Molto interessanti tutte le case history presentate:
1. Barilla che ha utilizzato i video pre-roll su Internet (se non sapete cosa sono, fate un giro il 19 novembre all’evento sulle New TV organizzato dai miei colleghi).
2. Fiat che con Alfabet per il lancio della MiTo ha preso applausi a ripetizione ad ogni video (penso sia la migliore case history presentata) nonchè è l’unico caso che ha accennato anche all’uso del Mobile (ma su questo tema avremo modo di parlarne approfonditamente l’11 dicembre, vi aspetto)
3. Coca Cola, top spender in Internet del settore Largo Consumo che in tavola rotonda ha detto chiaramente che la crescita di Internet nel media mix avverrà ma in maniera diversa per ogni brand del portafoglio
4. Carino il caso Feltrinelli, ma è scontato che Moccia parli ai teenager con il blog
5. Expedia: molto concreta la loro Direttore Marketing nell’utilizzo intelligente del Web in ottica di branding e call to action
6. Enel che ha ben 3 campagne in attivo nel 2008 di user generated content.
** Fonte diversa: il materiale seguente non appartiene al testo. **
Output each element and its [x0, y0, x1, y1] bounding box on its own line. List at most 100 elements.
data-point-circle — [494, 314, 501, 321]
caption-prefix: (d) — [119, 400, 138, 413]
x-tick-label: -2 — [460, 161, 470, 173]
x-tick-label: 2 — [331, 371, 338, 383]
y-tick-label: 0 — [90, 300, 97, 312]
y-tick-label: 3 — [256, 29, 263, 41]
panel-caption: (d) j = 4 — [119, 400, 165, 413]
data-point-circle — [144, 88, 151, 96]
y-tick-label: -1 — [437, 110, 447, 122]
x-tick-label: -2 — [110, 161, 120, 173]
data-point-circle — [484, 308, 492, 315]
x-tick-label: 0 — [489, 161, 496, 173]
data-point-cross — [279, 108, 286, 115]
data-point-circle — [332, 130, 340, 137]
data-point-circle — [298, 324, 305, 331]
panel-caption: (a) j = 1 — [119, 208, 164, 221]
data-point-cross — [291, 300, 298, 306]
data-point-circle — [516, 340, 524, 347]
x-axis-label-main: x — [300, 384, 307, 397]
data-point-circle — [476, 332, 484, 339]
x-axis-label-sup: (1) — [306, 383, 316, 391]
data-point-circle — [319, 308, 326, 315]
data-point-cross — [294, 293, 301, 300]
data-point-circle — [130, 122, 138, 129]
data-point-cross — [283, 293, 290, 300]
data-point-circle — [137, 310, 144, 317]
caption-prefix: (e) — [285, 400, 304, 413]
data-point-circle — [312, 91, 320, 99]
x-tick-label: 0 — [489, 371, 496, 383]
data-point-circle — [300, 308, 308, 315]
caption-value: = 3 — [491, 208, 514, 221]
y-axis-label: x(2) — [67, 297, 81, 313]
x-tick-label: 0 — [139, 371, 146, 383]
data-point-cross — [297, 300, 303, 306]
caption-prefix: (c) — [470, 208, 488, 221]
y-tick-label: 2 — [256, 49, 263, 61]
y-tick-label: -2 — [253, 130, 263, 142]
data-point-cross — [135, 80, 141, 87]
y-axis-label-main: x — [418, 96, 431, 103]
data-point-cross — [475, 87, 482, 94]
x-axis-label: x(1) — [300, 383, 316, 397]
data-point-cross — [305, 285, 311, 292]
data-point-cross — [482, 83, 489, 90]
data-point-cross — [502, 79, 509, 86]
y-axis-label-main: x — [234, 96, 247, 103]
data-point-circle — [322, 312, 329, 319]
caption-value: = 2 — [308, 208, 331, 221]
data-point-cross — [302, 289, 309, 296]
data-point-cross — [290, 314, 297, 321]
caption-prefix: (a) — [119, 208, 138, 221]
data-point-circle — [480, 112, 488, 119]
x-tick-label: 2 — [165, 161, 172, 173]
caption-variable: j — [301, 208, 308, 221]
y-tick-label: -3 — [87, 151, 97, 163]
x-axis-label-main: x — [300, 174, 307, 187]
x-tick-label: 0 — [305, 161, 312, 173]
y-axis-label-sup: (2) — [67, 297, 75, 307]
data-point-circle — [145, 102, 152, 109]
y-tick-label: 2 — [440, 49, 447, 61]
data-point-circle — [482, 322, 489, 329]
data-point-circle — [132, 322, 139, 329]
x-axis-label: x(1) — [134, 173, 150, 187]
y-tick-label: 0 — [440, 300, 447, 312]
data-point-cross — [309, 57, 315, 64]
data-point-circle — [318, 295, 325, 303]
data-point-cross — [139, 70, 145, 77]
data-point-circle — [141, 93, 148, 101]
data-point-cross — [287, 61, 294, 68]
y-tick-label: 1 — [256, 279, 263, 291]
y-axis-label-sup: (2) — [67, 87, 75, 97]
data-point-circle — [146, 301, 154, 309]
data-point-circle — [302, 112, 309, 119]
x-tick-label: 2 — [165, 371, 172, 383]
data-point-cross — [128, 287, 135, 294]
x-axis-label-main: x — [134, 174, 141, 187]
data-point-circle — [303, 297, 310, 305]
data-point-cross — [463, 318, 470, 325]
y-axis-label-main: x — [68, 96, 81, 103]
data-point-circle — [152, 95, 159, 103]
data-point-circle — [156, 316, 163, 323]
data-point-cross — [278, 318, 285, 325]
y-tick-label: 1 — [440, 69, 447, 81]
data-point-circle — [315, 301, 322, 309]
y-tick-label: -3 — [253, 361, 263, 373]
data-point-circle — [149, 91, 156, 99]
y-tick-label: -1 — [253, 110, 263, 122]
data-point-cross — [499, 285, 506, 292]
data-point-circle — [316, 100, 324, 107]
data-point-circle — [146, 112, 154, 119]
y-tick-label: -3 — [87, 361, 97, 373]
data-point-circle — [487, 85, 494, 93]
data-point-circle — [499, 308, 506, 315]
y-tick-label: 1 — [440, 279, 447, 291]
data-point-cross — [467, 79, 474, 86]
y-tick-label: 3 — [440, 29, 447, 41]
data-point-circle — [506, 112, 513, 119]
Condivido, inoltre, le riflessioni della Dott.ssa Maggioni di UPA sulla bassa incidenza di Internet tra i top spender italiani in advertising e sul fatto che qualcuno manca all’appello: anche nelle nostre interviste dell’Osservatorio Multicanalità 2008 abbiamo avuto casi di aziende che non volevano rispondere o si vergognavano a rispondere di essere troppo tradizionali, ma come ho già detto, qualcosa si muove… nonchè le riflessioni di Gasparini sulla frammentazione della filiera, un po’ meno il fatto di riportare il tutto a metriche classiche (GRP) che tutti conoscono per facilitare l’adozione di Internet nel marketing mix.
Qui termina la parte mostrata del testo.